Richard “He Who Has the Foundation” Swallow was a fierce prop0nent of Oklevueha Native American Church. As chief of the Standing Buffalo Clan, he believed that Native American spirituality could benefit all people, regardless of race. He wrote the above Affadavit in support of James Mooney and Oklevueha Native American Church.

In the video below, you can see him sitting next to James Mooney in full regalia.

Richard was born December 20, 1954 in Gordon, Nebraska to David Swallow and Margaret Red Shirt Swallow. Richard lived in Wounded Knee, SD with his family. Richard attended school in; Porcupine, Sioux Falls, and Pine Ridge, SD before finally attaining his GED. Richard met Ethel “Bonnie” Bear Killer in high school and married her in 1980.

 Richard’s life was one of service to others.
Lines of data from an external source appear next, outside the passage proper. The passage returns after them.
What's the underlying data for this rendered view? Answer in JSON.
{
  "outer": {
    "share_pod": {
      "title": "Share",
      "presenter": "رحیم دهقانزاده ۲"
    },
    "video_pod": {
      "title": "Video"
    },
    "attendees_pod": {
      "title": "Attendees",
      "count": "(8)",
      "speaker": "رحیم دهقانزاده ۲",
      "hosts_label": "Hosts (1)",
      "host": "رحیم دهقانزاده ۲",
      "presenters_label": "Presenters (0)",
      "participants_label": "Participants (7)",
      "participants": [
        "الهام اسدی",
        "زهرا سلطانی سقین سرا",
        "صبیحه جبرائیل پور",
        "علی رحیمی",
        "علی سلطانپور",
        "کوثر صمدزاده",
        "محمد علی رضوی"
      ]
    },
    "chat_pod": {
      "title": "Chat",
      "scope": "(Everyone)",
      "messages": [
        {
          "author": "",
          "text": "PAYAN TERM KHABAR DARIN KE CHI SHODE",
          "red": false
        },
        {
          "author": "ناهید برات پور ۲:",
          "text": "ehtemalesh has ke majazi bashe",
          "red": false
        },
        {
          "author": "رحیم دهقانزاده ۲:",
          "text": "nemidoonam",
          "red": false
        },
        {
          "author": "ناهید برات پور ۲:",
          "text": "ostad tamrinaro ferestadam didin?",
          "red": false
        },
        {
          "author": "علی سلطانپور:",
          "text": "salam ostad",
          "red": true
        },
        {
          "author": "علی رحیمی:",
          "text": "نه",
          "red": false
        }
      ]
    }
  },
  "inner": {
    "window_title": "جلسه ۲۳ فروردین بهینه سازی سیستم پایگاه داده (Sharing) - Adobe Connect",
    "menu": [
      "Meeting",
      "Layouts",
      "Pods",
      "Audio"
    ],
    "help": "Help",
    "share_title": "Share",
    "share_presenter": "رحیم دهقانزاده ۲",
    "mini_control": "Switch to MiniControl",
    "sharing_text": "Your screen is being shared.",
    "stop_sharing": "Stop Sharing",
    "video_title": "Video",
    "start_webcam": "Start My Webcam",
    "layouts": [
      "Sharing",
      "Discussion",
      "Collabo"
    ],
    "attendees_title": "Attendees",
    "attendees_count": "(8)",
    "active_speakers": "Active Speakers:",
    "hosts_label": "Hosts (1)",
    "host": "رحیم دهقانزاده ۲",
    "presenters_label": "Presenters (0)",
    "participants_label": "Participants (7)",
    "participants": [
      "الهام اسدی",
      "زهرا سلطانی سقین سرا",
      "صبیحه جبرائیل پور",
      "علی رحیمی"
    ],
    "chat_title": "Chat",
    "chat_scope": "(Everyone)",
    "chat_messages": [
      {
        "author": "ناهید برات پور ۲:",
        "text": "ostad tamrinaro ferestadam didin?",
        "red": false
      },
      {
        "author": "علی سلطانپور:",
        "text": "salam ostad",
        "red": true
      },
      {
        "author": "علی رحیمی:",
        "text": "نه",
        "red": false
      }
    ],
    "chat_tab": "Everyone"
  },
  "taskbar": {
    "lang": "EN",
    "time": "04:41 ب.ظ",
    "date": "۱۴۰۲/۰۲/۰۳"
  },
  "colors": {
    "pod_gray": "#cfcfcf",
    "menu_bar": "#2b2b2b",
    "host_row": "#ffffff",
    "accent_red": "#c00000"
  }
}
He was a Substance Abuse counselor at the Main Artery in Long Beach CA. Richard entered the ministry and continued thereafter. He became an Oglala Sioux Tribal Public Safety Officer and was ordained into both; the Native American Church in July 1981 by Priest Emerson Spider SR and into Orchard Valley Ministries in Wichita,KS by Rev. Bob McKinney in April  of 1981.

Richard SwallowRichard was trained for working the developmentally challenged and became a wildland firefighter. He started his own store/garage in Porcupine –‘Swallow Tipi Grounds Store’. He was requested to move to Chadron NE to minister while at the Chadron Native American Center. He started the ‘Triple S’ Mission from his own home to all those in need.

In 1990 Richard became a Sun Dance leader. Six years later Richard’s vision, interpreted by Leonard Crow Dog, was that he was to lead – Richard was designated as Chief of the Standing Buffalo Clan by his father. His Lakota name, given by Crow Dog is “Otiota yuha mani”- he who walks with the foundations. For 16 years he researched the Holy Bible along with observing the Lakota beliefs and traditions, finding parallels and combining both teachings into one spiritual practice.